As with any documents concerning your estate or incapacity, it is often quite prudent to review these papers at regular time intervals, especially when there is a change in life circumstances (i.e. marriage, birth, death, relocation). The Durable Power of Attorney (POA) in New York is no exception. As previously stated in prior blogs, the POA is often accompanied by a document known as the Statutory Gifts Rider which is essential for any person who desires to grant broad gift-giving powers to their Agent and to maximize the estate planning powers that may be conferred to said Agent.
A Power of Attorney should be updated (or revoked) if you would like to change the Agent who is given any or all of the enumerated powers stated in the Durable POA. If you would like to remove the Agent for whatever reason, it is incumbent upon the principal to notify the Agent (and the successor) in writing and to also notify any third parties who may be utilizing the POA like a bank or some other financial institution. At this point, a new POA should be prepared for due and proper execution. Again, it extremely important to keep in mind that the revocation of a POA must be in writing and served upon the Agent who is being removed.
If your current Agent dies or becomes incapacitated, that means that the Successor Agent (if one is named) would assume the role of Primary Agent. This must be accompanied by proper documentation to substantiate the fact that the original Agent is no longer able to serve. At that point, the POA should be modified to call for the appointment of a new Successor Agent.

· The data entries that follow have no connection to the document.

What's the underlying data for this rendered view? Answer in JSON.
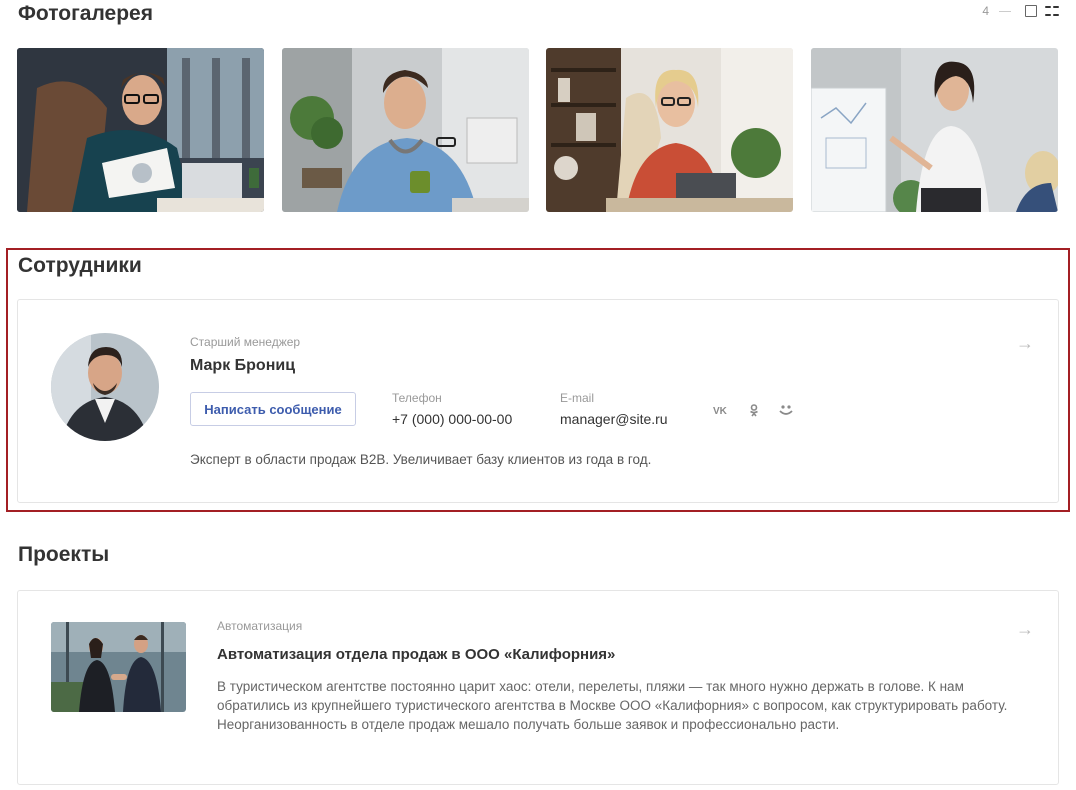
{
  "gallery": {
    "title": "Фотогалерея",
    "count": "4",
    "view_single_icon": "square-icon",
    "view_grid_icon": "grid-icon",
    "photos": [
      "photo-businessman-with-chart",
      "photo-man-with-mug",
      "photo-woman-on-phone",
      "photo-woman-at-whiteboard"
    ]
  },
  "employees": {
    "title": "Сотрудники",
    "card": {
      "role": "Старший менеджер",
      "name": "Марк Брониц",
      "write_button": "Написать сообщение",
      "phone_label": "Телефон",
      "phone": "+7 (000) 000-00-00",
      "email_label": "E-mail",
      "email": "manager@site.ru",
      "socials": [
        "vk-icon",
        "odnoklassniki-icon",
        "moimir-icon"
      ],
      "description": "Эксперт в области продаж B2B. Увеличивает базу клиентов из года в год.",
      "arrow": "→"
    }
  },
  "projects": {
    "title": "Проекты",
    "item": {
      "category": "Автоматизация",
      "title": "Автоматизация отдела продаж в ООО «Калифорния»",
      "text": "В туристическом агентстве постоянно царит хаос: отели, перелеты, пляжи — так много нужно держать в голове. К нам обратились из крупнейшего туристического агентства в Москве ООО «Калифорния» с вопросом, как структурировать работу. Неорганизованность в отделе продаж мешало получать больше заявок и профессионально расти.",
      "arrow": "→"
    }
  },
  "colors": {
    "accent": "#3d5cad",
    "highlight_frame": "#a31f24",
    "text": "#333333",
    "muted": "#999999"
  }
}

There are two other common instances when the POA should be updated. The first is if the time should arise for you to modify the enumerated powers bestowed upon the Agent. The second is to add the Statutory Gifts Rider to your current Durable POA,
Finally, should you relocate to another state, be sure that your current POA for New York would have full force and effect in your relocation jurisdiction. This is another common issue that may present itself when one moves to another state.